The land is on pledge with our family from Nwaneshindo to my father Okoro. The defendant is a close relation. This Nwaneshindo was the father of the plaintiff. The pledge money is 10% or N 1.00 … during time we were sharing our family lands, this disputed land was not shared and again our mother told us that the disputed land was on pledge with our family.”

From the above, there is no doubt that the appellant failed to challenge the vital corroborative evidence of PW2 in favour of the respondent.

It is still very important to note, that the land claimed by the respondent is known and called as “Ofe Owerre Ihunyereaku”; and PW2 and DW2 also identified the same land claimed by the respondent. But to the contrary, the appellant called the land in dispute as” ala Udara Ofor”. The appellant still called DW2 named John Emeruem, but instead of supporting the appellant, DW2 agreed with the respondent that the land is called “Ihunyereaku” and thus, not “ala Udara Ofor”. The above evidence show that the appellant was just on his own. He could not even call his mother DW3 to come to the locus in quo to identify the land in dispute. From the totality of evidence at the trial court in connection with the pledge, and the identity of the land in dispute, I am fully satisfied that the findings of fact that the land was on pledge from the grand father and uncle of the respondent to the grand father of the appellant is well established by the credible evidence of respondent, PW2 and DW2.

The respondent had established his link or nexus to the land through his father Nwaneshindo from his grand father Okoro. This evidence was clearly established by PW2 – Jonathan Okoro.

From the above findings, I am satisfied that the respondent’s claim to pledge the land in dispute was competent and in fact, the trial Customary Court had properly evaluated the totality of evidence adduced by the parties before it. The Customary Court of Appeal was perfectly right in not disturbing the findings of the trial court as shown on pages 66 – 68 of the record of appeal. In effect, issues 3 and 4 are resolved against the appellant.

Appellate court has no duty to disturb the findings of fact established by the lower courts unless the trial court failed to evaluate the evidence adduced before its decision.

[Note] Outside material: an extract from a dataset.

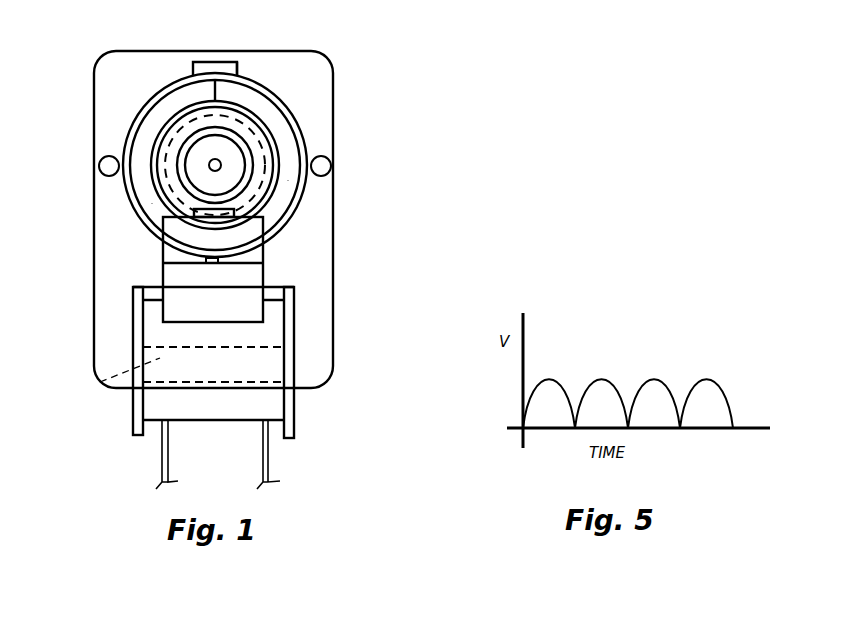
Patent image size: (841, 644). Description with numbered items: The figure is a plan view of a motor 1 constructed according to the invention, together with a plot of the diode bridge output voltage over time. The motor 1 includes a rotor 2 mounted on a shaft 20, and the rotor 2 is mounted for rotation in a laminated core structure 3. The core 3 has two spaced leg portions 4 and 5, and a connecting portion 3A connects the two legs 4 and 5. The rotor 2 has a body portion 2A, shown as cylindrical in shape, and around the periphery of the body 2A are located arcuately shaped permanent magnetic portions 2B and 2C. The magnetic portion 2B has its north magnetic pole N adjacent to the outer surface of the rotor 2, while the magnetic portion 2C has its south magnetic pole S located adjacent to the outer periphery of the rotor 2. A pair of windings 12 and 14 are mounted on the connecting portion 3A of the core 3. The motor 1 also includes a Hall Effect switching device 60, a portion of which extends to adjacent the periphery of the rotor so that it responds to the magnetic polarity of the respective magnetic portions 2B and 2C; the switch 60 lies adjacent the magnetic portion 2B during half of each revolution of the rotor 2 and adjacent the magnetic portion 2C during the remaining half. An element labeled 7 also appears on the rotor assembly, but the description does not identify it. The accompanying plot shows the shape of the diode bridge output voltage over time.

Issues of facts in respect of which there have been two concurrent findings by the Customary Court and the Customary Court of Appeal, the attitude of the Court of Appeal is that in the absence of special circumstances, this court will not allow a question of fact to be re-opened where there have been two concurrent findings of fact. In the instant appeal before this court, there is no special circumstance shown by the appellant to justify a reconsideration of the two lower courts’ findings. See Sule Oladejo Asariyu v. The State (1987) SC 62, 72; (1987) 4 NWLR (Pt.67) 709; U.B.A. Plc v. B.T.L Ind. Ltd. (2004) 18 NWLR (Pt.904) 180; Otun v. Otun (2004) 14 NWLR (Pt.893) 381; Ibori v. Agbi (2004) 6 NWLR (Pt.868) 78.

In conclusion, it is adjudged that this Appeal is of no merit as all issues formulated by the appellant failed. I dismiss the appeal and affirm the decisions of the lower Customary Court and Customary Court of Appeal delivered on 05-05-1994. I award costs of N10,000.00 in favour of the respondent against the appellant.